2026年1月頃から「レアアース(希土類)」が再びテーマ化し、関連銘柄に短期資金が向かいやすい局面がありました。
背景には地政学(輸出管理)と国内資源開発(南鳥島)、さらに価格形成・ヘッジ目的といった“供給不安を意識させる材料”が重なった構図があります。
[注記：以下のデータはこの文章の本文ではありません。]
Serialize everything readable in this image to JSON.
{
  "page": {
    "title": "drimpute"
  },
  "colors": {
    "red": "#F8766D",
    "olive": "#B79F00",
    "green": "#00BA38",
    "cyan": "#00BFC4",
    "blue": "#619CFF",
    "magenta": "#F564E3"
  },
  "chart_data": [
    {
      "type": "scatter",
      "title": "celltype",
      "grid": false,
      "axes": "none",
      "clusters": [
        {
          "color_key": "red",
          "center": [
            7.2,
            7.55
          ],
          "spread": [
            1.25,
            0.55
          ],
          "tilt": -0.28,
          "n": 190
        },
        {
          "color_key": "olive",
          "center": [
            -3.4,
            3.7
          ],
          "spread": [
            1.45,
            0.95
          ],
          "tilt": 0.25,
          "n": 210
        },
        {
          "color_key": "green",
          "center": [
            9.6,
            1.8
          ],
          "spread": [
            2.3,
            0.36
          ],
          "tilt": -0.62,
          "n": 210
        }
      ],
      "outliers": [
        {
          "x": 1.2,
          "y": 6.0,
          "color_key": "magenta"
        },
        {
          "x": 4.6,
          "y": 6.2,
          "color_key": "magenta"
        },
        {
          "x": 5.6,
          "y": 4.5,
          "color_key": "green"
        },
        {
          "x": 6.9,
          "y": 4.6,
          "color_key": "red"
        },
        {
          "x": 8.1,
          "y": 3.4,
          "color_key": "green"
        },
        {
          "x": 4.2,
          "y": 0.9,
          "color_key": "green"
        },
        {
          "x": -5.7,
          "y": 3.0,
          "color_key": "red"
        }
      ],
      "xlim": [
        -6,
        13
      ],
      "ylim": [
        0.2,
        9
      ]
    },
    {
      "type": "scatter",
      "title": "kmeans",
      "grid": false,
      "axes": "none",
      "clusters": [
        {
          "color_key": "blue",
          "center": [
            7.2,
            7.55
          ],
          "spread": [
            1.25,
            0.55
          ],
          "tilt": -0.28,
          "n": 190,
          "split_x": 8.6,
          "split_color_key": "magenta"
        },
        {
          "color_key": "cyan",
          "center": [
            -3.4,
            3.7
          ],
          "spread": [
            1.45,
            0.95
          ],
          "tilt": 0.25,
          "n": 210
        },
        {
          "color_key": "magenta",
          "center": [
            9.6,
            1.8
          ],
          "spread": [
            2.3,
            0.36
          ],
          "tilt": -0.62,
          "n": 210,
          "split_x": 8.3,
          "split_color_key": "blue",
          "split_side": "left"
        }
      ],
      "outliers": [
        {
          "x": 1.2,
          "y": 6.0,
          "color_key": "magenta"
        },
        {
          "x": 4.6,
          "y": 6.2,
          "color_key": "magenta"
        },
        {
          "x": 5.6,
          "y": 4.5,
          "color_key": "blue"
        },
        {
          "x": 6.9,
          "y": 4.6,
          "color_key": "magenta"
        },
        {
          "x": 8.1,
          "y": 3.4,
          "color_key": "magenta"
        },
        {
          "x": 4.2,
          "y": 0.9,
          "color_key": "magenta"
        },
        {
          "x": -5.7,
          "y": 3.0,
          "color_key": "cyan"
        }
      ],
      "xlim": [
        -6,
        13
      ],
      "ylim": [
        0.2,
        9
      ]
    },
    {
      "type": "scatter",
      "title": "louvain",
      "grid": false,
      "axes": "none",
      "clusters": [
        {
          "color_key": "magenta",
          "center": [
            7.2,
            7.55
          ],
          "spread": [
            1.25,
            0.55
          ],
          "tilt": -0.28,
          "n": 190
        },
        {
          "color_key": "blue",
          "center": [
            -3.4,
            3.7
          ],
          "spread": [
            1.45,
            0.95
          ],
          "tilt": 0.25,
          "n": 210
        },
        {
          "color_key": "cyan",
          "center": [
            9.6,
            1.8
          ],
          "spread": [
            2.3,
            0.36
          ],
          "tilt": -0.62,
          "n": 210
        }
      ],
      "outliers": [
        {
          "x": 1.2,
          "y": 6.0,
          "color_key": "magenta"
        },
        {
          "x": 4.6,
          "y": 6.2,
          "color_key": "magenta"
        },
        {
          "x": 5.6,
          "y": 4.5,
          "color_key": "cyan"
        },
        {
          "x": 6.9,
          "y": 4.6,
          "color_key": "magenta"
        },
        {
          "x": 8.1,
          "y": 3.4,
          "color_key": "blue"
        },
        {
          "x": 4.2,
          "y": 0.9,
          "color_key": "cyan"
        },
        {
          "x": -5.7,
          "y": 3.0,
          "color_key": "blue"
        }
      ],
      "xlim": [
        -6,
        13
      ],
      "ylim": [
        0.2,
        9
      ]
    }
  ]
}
この記事では、「なぜ直近で物色されやすかったのか」を要因分解し、最後に対象14銘柄の予想PER・PBR・時価総額を同一基準で比較します。
改めてレアアース関連を振り返っていきましょう。
なぜレアアース関連は盛り上がったのか
要因①:政策・地政学(輸出管理強化=供給不安の再燃)
中国によるデュアルユース品目の輸出管理強化が報じられ、重要鉱物の供給リスクが再び意識されました。レアアースはEV・モーター・電子部品に不可欠な素材であり、調達懸念は即座にテーマ化しやすい分野です。
- 供給面のボトルネックが再認識される
- 資源・商社・リサイクルまで連想が拡大
- 政策関連ニュースは短期資金が入りやすい
要因②:南鳥島レアアース泥の実証進展(国内資源ストーリー)
南鳥島EEZでのレアアース泥試掘成功が報じられ、国産資源の可能性が再評価されました。
- 上流(資源)×国内投資のテーマ化
- 海洋開発・プラント・建設など裾野が広い
- 長期プロジェクト=継続的な材料発生余地
要因③:レアアース先物計画(価格の可視化)
海外市場でレアアース先物上場計画が報じられ、価格指標の整備が期待されました。
- 価格透明性の向上
- ヘッジ手段の整備による市場参加者増加期待
- 金融商品化=テーマ再点火材料
要因④:調達多様化の具体化
豪州からの輸入拡大など、調達多様化の動きが報じられ、「脱・一極依存」の実務進展が確認されました。
- 供給リスク分散の現実味
- 商社・非鉄セクターへの波及
対象銘柄の位置づけ(バリューチェーン整理)
レアアース関連は、
資源(上流)→ 精錬・材料化 → 用途(磁石・触媒等) → リサイクル → 海洋開発関連
と広範囲に及びます。
(A)資源・調達
- 2768 双日
- 3036 アルコニックス
- 1662 石油資源開発
(B)精錬・材料
- 5713 住友金属鉱山
- 5711 三菱マテリアル
- 5707 東邦亜鉛
- 4082 第一稀元素化学工業
(C)リサイクル
- 5724 アサカ理研
(D)海洋開発・インフラ
- 6269 三井海洋開発
- 7003 三井E&S
- 6330 東洋エンジニアリング
- 1885 東亜建設工業
- 9768 いであ
(E)用途・周辺素材
- 7746 岡本硝子
指標比較:予想PER・PBR・時価総額
以下は直近データに基づく比較表です。
| コード | 銘柄 | 予想PER | PBR | 時価総額 |
|---|---|---|---|---|
| 6269 | 三井海洋開発 | 20.6 | 5.40 | 1兆751億円 |
| 1662 | 石油資源開発 | 14.6 | 0.97 | 5,261億円 |
| 2768 | 双日 | 10.9 | 1.28 | 1兆2,678億円 |
| 3036 | アルコニックス | 16.5 | 1.28 | 921億円 |
| 5724 | アサカ理研 | 126.0 | 4.93 | 247億円 |
| 6330 | 東洋エンジニアリング | 86.4 | 6.28 | 2,842億円 |
| 7003 | 三井E&S | 27.8 | 3.79 | 7,394億円 |
| 4082 | 第一稀元素化学工業 | 75.7 | 2.10 | 764億円 |
| 5707 | 東邦亜鉛 | 21.5 | 3.95 | 280億円 |
| 5713 | 住友金属鉱山 | 28.7 | 1.18 | 2兆2,829億円 |
| 5711 | 三菱マテリアル | 28.8 | 0.85 | 5,788億円 |
| 1885 | 東亜建設工業 | 17.7 | 2.50 | 3,031億円 |
| 7746 | 岡本硝子 | 1450.0 | 11.40 | 292億円 |
| 9768 | いであ | 13.7 | 1.10 | 344億円 |
まとめ
直近1ヶ月のレアアース関連の物色は、
(1)輸出管理による供給不安
(2)南鳥島の国内資源開発進展
(3)価格指標整備による市場インフラ改善
という複数要因が重なった構図です。
レアアースは上流から用途・リサイクルまで裾野が広く、ニュースの種類によって物色対象が入れ替わるテーマです。構造を整理しながら注視することが重要です。
国策ど真ん中になるテーマになってくるので、今後新しく出てくる銘柄も含め注視していきたいテーマですね。